Türk Ceza Kanununun 141 inci maddesinin birinci fıkrasında sosyal bir sınıfın diğer sosyal sınıflar üzerinde tahakkümünü tesis etmeye, sosyal bir sınıfı ortadan kaldırmaya veya memleket içinde müesses iktisadi veya sosyal nizamlardan herhangi birini devirmeye matuf, faaliyetler ve 142 nci maddenin birinci fıkrasında da yukarıda yazılı fiilleri işlemek için propaganda yapmak ve bu maddenin 4 sayılı bendinde ise bu fiilleri övmek suç sayılarak ceza müeyyidesine bağlanmış ve incelenen kitapta ise, kanunun suç saydığı bu fiillere rastlanmamış ve bir memlekette açlığın, yoksulluğun, sefaletin mevcudiyetinden bahsedilmesi ve mücerret emperyalist düzenin ve sömürücülüğün yerilmesinin ve sömürücülüğe, vurgunculuğa yol açan emperyalist düzenin değiştirilmesi gerektiğinin savunulması, yukarıda yazılı kanun hükümlerine göre suç teşkil etmemiş olduğu halde birtakım yorum ve istidlallerle yazılı şekilde hükümlülük kararı verilmesi;

YOLSUZ, sanığın ve duruşmalı inceleme sırasındaki müdafiinin temyiz itirazları bu itibarla varit olduğundan, tebliğnamedeki onama isteğinin reddi ile hükmün CMUK'nun 307, 308 ve 321 inci maddeleri uyarınca (BOZULMASINA), depo parasının geri verilmesine ve evrakın yerine gönderilmesine 10.9.1969 gününde oyçokluğu ile karar verildi.

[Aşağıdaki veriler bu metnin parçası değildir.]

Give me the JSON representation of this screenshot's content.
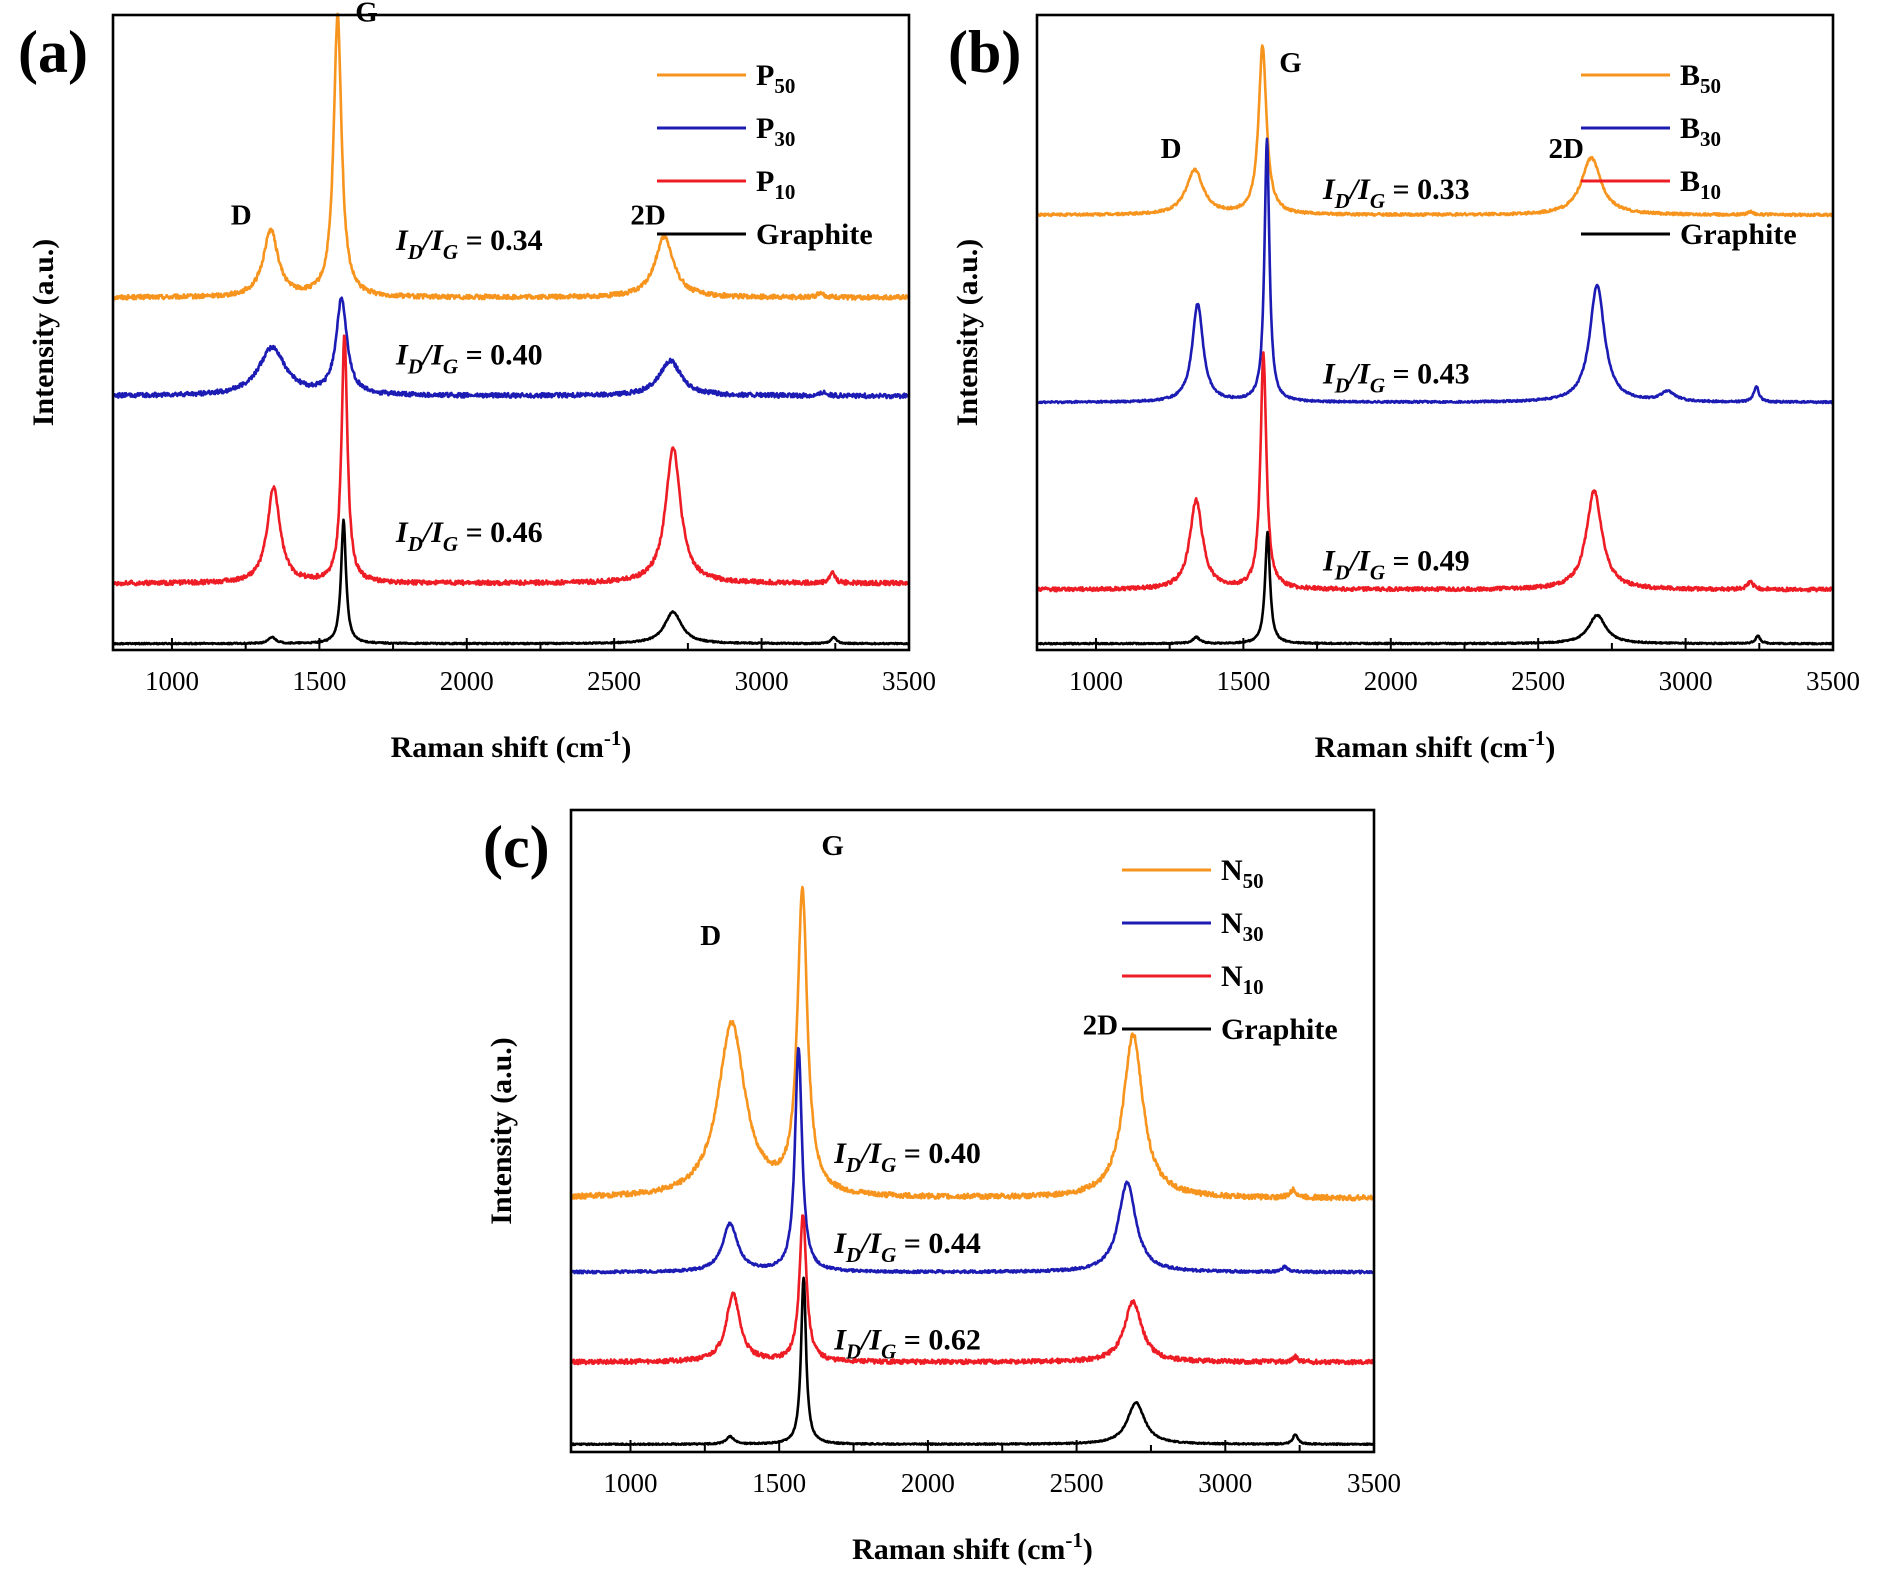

10.9.1969 gününde verilen işbu karar, Yargıtay Cumhuriyet Savcısı Burhaneddin Damar'ın huzurunda ve duruşmada savunmasını yapmış bulunan sanık Hasan Hüseyin Korkmazgil müdafii Avukat Halit Çelenk'in yokluğunda 6.9.1969 gününde usulen ve açık olarak anlatıldı.


(Mühür)

 

 

16 Aralık 1969. Dosya yine Üçüncü Ağır Ceza Mahkemesinde. Başkan, sanık vekili Avukat Halit Çelenk'e sordu: "Ne diyorsunuz?" Sanığa sordu: "Siz?" Ve Savcı kalktı yerinden, "Mahkûmiyetini istiyorum" dedi. Beş dakika ara. Karar: "Yargıtay'ın kararına uyulmuştur?" Bir üye yine 'muhalif. İşte, Üçüncü Ağır Ceza Mahkemesinin 'uyma' kararı:



3. Ağır Ceza Mahkemesi
Esas No  : 1969/279
Karar No: 1969/332
C.S. NO  : 1967/11 Bs


KARAR


Başkan:    A. Fahri Yücel 8675
Üye     :    Ali Bedirhanoğlu 9366
Üye     :    M. Suphi Balat 11393
Kâtip   :    İsmail Uyanık


C. Savcı Yardımcısı:

SelahattinYertut 11485


Davacı              :   K.H.
Sanık                :   Hasan Hüseyin, Korkmazgil
Suç                   :   Komünizm propagandası yapmak
Suç Tarihi         :   Aralık 1966
Tevkif Tarihi     :   30 Ocak 1967
Tahliyesi           :    9 Mart 1967


Komünizm propagandası yapmaktan sanık yukarıda açık kimliği yazılı Hasan Hüseyin Korkmazgil hakkında Mahkememizden verilen 25.11.1968 tarihli mahkûmiyet hükmü sanığın temyizi üzerine Yargıtay Birinci Ceza Dairesinin 26.9.1969 tarih ve 257/2398 sayılı ilâmı ile bozularak evrak Mahkememize iade edilmekle bozma kararına uyularak yeniden yapılan açık yargılama sonunda;

 

Gereği Görüşülüp Düşünüldü: Tafsilatı zabıtnamelerinde yazılı olduğu üzere sanığın komünizm propagandası yaptığından bahisle hakkında kamu davası açılmışsa da: uyulan 26.9.1969 tarihli Yargıtay Birinci Ceza Dairesinin bozma kararında açıklandığı üzere sanık tarafından yazılan Kızılırmak adlı şiir kitabında açlıktan, sefaletten, geri kalmışlıktan, vurgunculuktan, sömürülmekten ve emperyalizmden şikâyet edilerek bunlar üzerinde kurulmuş olan düzenin değiştirilmesi özleminin ifade edilmek istendiği, kitapta kanunun suç saydığı fiillere rastlanılmamış bulunması, açlıktan, yoksulluktan ve sefaletten bahsedilmesinin suç teşkil etmemiş bulunması sebebiyle sanığın tekevvün etmemiş müsnet suçtan BERAATİNE, üyeden Ali Bedirhanoğlu'nun muhalefet oyuna karşı talebe aykırı olarak oyçokluğu ile ve temyizi kaabil olmak üzere verilen karar sanık ve vekilinin yüzlerine karşı ve C. Savcı Yardımcısı Selahattin Yertut huzuru ile açıktan okunup anlatıldı.


16.12.1969


Başkan       Üye             Üye           

 

'Kızılırmak', işte böyle 'beraat' etti; ve üç yıl yayımlanamayan yapıtın ikinci basımı ancak, Ocak 1970'de yapılabildi.